Uphold Faithfulness in Service (FiS) as the Sydney Diocese Code of Conduct for clergy and church workers, specifically as it affirms that:

  • Abuse of power is at the heart of many relationship problems in the Church and in the community. In essence, abuse is one person’s misuse of power over another. Sometimes abuse will be one-off event and at other times it will be a pattern of behaviour (FiS 6.2).
  • It is important for clergy and church workers to be good citizens and to obey the laws of the community, except where those laws conflict with Christian convictions (FiS 6.4).
  • You are not to abuse your spouse, children, or other members of your family or those with who you are in a dating or exclusive relationship (FiS 6.6).

Respect people who come to us for help by:

  • Valuing, listening to and respecting both the victim and the alleged or known perpetrators of DFV, while appreciating the need to ensure appropriate distance is kept between the two and refusing to condone the perpetration or continuation of any form of abuse.

Uphold Scripture and its abhorrence of abuse in our words and public statements by:

  • Clearly teaching that domestic abuse is wrong and that the Bible should never be used to justify or excuse any form of abuse.
  • Clearly teaching that the Bible should not be used to demand a spouse tolerate or submit to DFV.
  • Raising awareness of domestic violence agencies, support services, resources and expertise.

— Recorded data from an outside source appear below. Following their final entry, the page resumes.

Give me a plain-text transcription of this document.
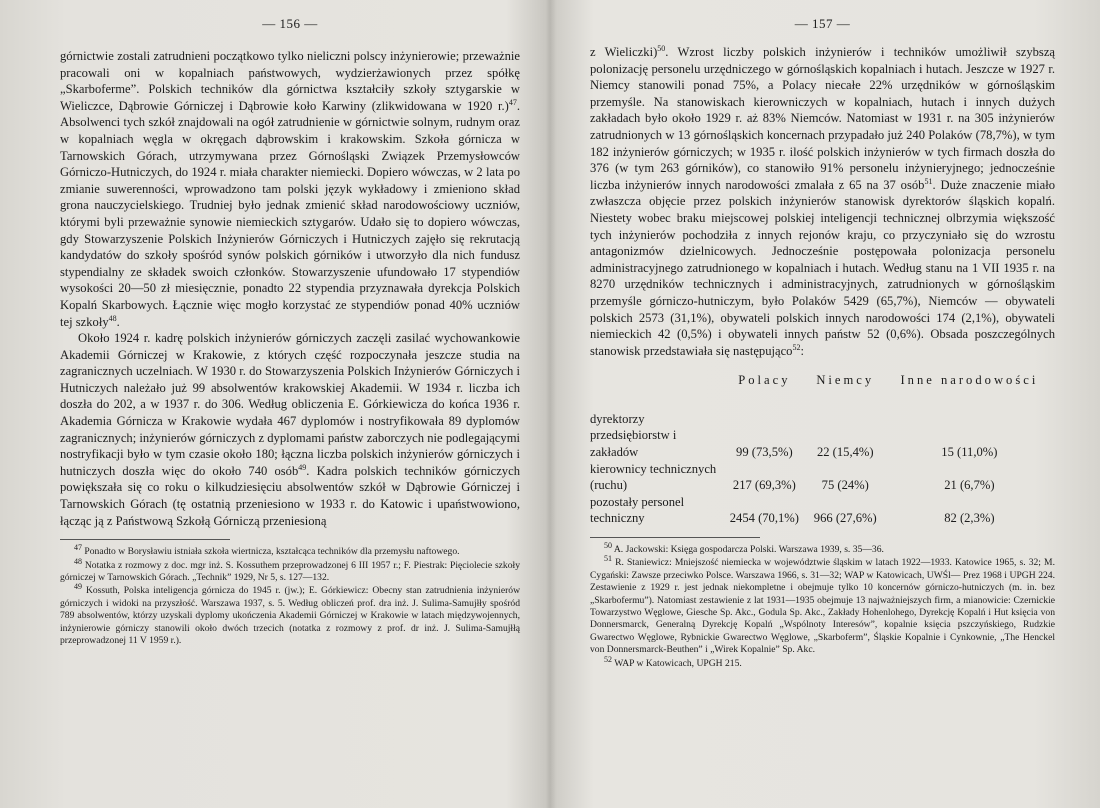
— 156 —

górnictwie zostali zatrudnieni początkowo tylko nieliczni polscy inżynierowie; przeważnie pracowali oni w kopalniach państwowych, wydzierżawionych przez spółkę „Skarboferme”. Polskich techników dla górnictwa kształciły szkoły sztygarskie w Wieliczce, Dąbrowie Górniczej i Dąbrowie koło Karwiny (zlikwidowana w 1920 r.)$^{47}$. Absolwenci tych szkół znajdowali na ogół zatrudnienie w górnictwie solnym, rudnym oraz w kopalniach węgla w okręgach dąbrowskim i krakowskim. Szkoła górnicza w Tarnowskich Górach, utrzymywana przez Górnośląski Związek Przemysłowców Górniczo-Hutniczych, do 1924 r. miała charakter niemiecki. Dopiero wówczas, w 2 lata po zmianie suwerenności, wprowadzono tam polski język wykładowy i zmieniono skład grona nauczycielskiego. Trudniej było jednak zmienić skład narodowościowy uczniów, którymi byli przeważnie synowie niemieckich sztygarów. Udało się to dopiero wówczas, gdy Stowarzyszenie Polskich Inżynierów Górniczych i Hutniczych zajęło się rekrutacją kandydatów do szkoły spośród synów polskich górników i utworzyło dla nich fundusz stypendialny ze składek swoich członków. Stowarzyszenie ufundowało 17 stypendiów wysokości 20—50 zł miesięcznie, ponadto 22 stypendia przyznawała dyrekcja Polskich Kopalń Skarbowych. Łącznie więc mogło korzystać ze stypendiów ponad 40% uczniów tej szkoły$^{48}$.

Około 1924 r. kadrę polskich inżynierów górniczych zaczęli zasilać wychowankowie Akademii Górniczej w Krakowie, z których część rozpoczynała jeszcze studia na zagranicznych uczelniach. W 1930 r. do Stowarzyszenia Polskich Inżynierów Górniczych i Hutniczych należało już 99 absolwentów krakowskiej Akademii. W 1934 r. liczba ich doszła do 202, a w 1937 r. do 306. Według obliczenia E. Górkiewicza do końca 1936 r. Akademia Górnicza w Krakowie wydała 467 dyplomów i nostryfikowała 89 dyplomów zagranicznych; inżynierów górniczych z dyplomami państw zaborczych nie podlegającymi nostryfikacji było w tym czasie około 180; łączna liczba polskich inżynierów górniczych i hutniczych doszła więc do około 740 osób$^{49}$. Kadra polskich techników górniczych powiększała się co roku o kilkudziesięciu absolwentów szkół w Dąbrowie Górniczej i Tarnowskich Górach (tę ostatnią przeniesiono w 1933 r. do Katowic i upaństwowiono, łącząc ją z Państwową Szkołą Górniczą przeniesioną

$^{47}$ Ponadto w Borysławiu istniała szkoła wiertnicza, kształcąca techników dla przemysłu naftowego.

$^{48}$ Notatka z rozmowy z doc. mgr inż. S. Kossuthem przeprowadzonej 6 III 1957 r.; F. Piestrak: Pięciolecie szkoły górniczej w Tarnowskich Górach. „Technik” 1929, Nr 5, s. 127—132.

$^{49}$ Kossuth, Polska inteligencja górnicza do 1945 r. (jw.); E. Górkiewicz: Obecny stan zatrudnienia inżynierów górniczych i widoki na przyszłość. Warszawa 1937, s. 5. Według obliczeń prof. dra inż. J. Sulima-Samujłły spośród 789 absolwentów, którzy uzyskali dyplomy ukończenia Akademii Górniczej w Krakowie w latach międzywojennych, inżynierowie górniczy stanowili około dwóch trzecich (notatka z rozmowy z prof. dr inż. J. Sulima-Samujłłą przeprowadzonej 11 V 1959 r.).

— 157 —

z Wieliczki)$^{50}$. Wzrost liczby polskich inżynierów i techników umożliwił szybszą polonizację personelu urzędniczego w górnośląskich kopalniach i hutach. Jeszcze w 1927 r. Niemcy stanowili ponad 75%, a Polacy niecałe 22% urzędników w górnośląskim przemyśle. Na stanowiskach kierowniczych w kopalniach, hutach i innych dużych zakładach było około 1929 r. aż 83% Niemców. Natomiast w 1931 r. na 305 inżynierów zatrudnionych w 13 górnośląskich koncernach przypadało już 240 Polaków (78,7%), w tym 182 inżynierów górniczych; w 1935 r. ilość polskich inżynierów w tych firmach doszła do 376 (w tym 263 górników), co stanowiło 91% personelu inżynieryjnego; jednocześnie liczba inżynierów innych narodowości zmalała z 65 na 37 osób$^{51}$. Duże znaczenie miało zwłaszcza objęcie przez polskich inżynierów stanowisk dyrektorów śląskich kopalń. Niestety wobec braku miejscowej polskiej inteligencji technicznej olbrzymia większość tych inżynierów pochodziła z innych rejonów kraju, co przyczyniało się do wzrostu antagonizmów dzielnicowych. Jednocześnie postępowała polonizacja personelu administracyjnego zatrudnionego w kopalniach i hutach. Według stanu na 1 VII 1935 r. na 8270 urzędników technicznych i administracyjnych, zatrudnionych w górnośląskim przemyśle górniczo-hutniczym, było Polaków 5429 (65,7%), Niemców — obywateli polskich 2573 (31,1%), obywateli polskich innych narodowości 174 (2,1%), obywateli niemieckich 42 (0,5%) i obywateli innych państw 52 (0,6%). Obsada poszczególnych stanowisk przedstawiała się następująco$^{52}$:

	Polacy	Niemcy	Inne narodowości
dyrektorzy przedsiębiorstw i zakładów	99 (73,5%)	22 (15,4%)	15 (11,0%)
kierownicy technicznych (ruchu)	217 (69,3%)	75 (24%)	21 (6,7%)
pozostały personel techniczny	2454 (70,1%)	966 (27,6%)	82 (2,3%)

$^{50}$ A. Jackowski: Księga gospodarcza Polski. Warszawa 1939, s. 35—36.

$^{51}$ R. Staniewicz: Mniejszość niemiecka w województwie śląskim w latach 1922—1933. Katowice 1965, s. 32; M. Cygański: Zawsze przeciwko Polsce. Warszawa 1966, s. 31—32; WAP w Katowicach, UWŚl— Prez 1968 i UPGH 224. Zestawienie z 1929 r. jest jednak niekompletne i obejmuje tylko 10 koncernów górniczo-hutniczych (m. in. bez „Skarbofermu”). Natomiast zestawienie z lat 1931—1935 obejmuje 13 najważniejszych firm, a mianowicie: Czernickie Towarzystwo Węglowe, Giesche Sp. Akc., Godula Sp. Akc., Zakłady Hohenlohego, Dyrekcję Kopalń i Hut księcia von Donnersmarck, Generalną Dyrekcję Kopalń „Wspólnoty Interesów”, kopalnie księcia pszczyńskiego, Rudzkie Gwarectwo Węglowe, Rybnickie Gwarectwo Węglowe, „Skarboferm”, Śląskie Kopalnie i Cynkownie, „The Henckel von Donnersmarck-Beuthen” i „Wirek Kopalnie” Sp. Akc.

$^{52}$ WAP w Katowicach, UPGH 215.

Commit to ensuring safety first by:

  • Ensuring that those who have experienced DFV can find safety and informed help as a first priority.
  • Taking it seriously – ensuring that any disclosures of abuse are taken seriously and not dismissed.
  • Getting help from the outside – working with the appropriate statutory authorities during an investigation into DFV, including when allegations are made against a member of the church community.
  • Keeping it confidential – respecting the need for confidentiality within the bounds of good safe ministry practice.
  • Challenging with care – carefully challenging inappropriate behaviour, but only in a way that does not place any individual, especially a victim at increased risk.

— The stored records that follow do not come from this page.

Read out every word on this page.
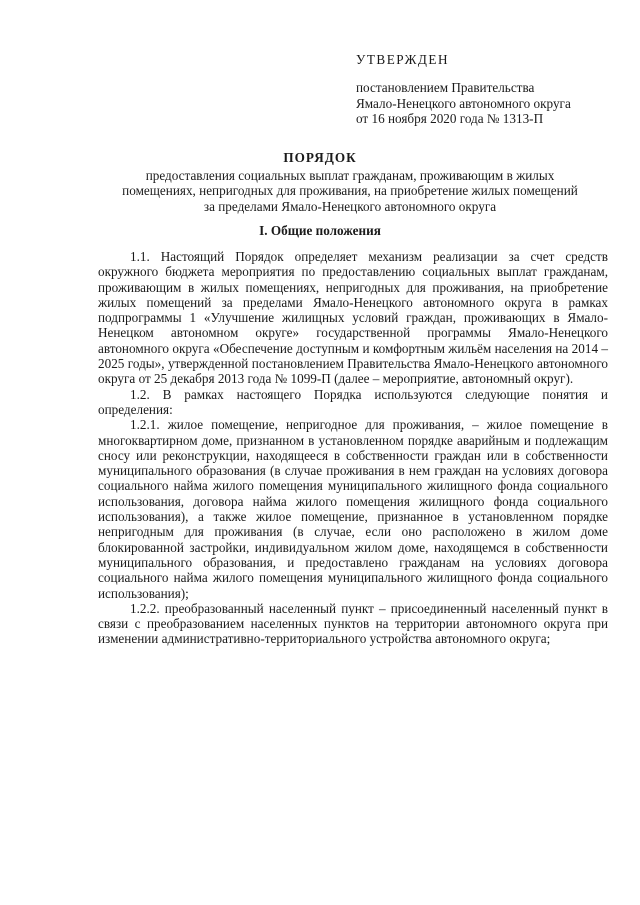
УТВЕРЖДЕН
постановлением Правительства
Ямало-Ненецкого автономного округа
от 16 ноября 2020 года № 1313-П
ПОРЯДОК
предоставления социальных выплат гражданам, проживающим в жилых помещениях, непригодных для проживания, на приобретение жилых помещений за пределами Ямало-Ненецкого автономного округа
I. Общие положения

1.1. Настоящий Порядок определяет механизм реализации за счет средств окружного бюджета мероприятия по предоставлению социальных выплат гражданам, проживающим в жилых помещениях, непригодных для проживания, на приобретение жилых помещений за пределами Ямало-Ненецкого автономного округа в рамках подпрограммы 1 «Улучшение жилищных условий граждан, проживающих в Ямало-Ненецком автономном округе» государственной программы Ямало-Ненецкого автономного округа «Обеспечение доступным и комфортным жильём населения на 2014 – 2025 годы», утвержденной постановлением Правительства Ямало-Ненецкого автономного округа от 25 декабря 2013 года № 1099-П (далее – мероприятие, автономный округ).

1.2. В рамках настоящего Порядка используются следующие понятия и определения:

1.2.1. жилое помещение, непригодное для проживания, – жилое помещение в многоквартирном доме, признанном в установленном порядке аварийным и подлежащим сносу или реконструкции, находящееся в собственности граждан или в собственности муниципального образования (в случае проживания в нем граждан на условиях договора социального найма жилого помещения муниципального жилищного фонда социального использования, договора найма жилого помещения жилищного фонда социального использования), а также жилое помещение, признанное в установленном порядке непригодным для проживания (в случае, если оно расположено в жилом доме блокированной застройки, индивидуальном жилом доме, находящемся в собственности муниципального образования, и предоставлено гражданам на условиях договора социального найма жилого помещения муниципального жилищного фонда социального использования);

1.2.2. преобразованный населенный пункт – присоединенный населенный пункт в связи с преобразованием населенных пунктов на территории автономного округа при изменении административно-территориального устройства автономного округа;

Will offer support to those in our care by

  • Offering informed care – ensuring that informed and appropriate pastoral care is offered to any adult, child or young person who has suffered DFV.
  • Going at the victim’s pace – never pressuring any victim of DFV to forgive, submit to, or restore a relationship with an offender.
  • Understanding that reconciliation comes with conditions – understanding that any reconciliation between victim and offender is dependent principally upon genuine repentance and reformation of the offender, and also upon the willing grace of the victim.
  • Coordinating the care – identifying the appropriate relationships of those with pastoral care responsibilities for both victims and alleged or known perpetrators of abuse.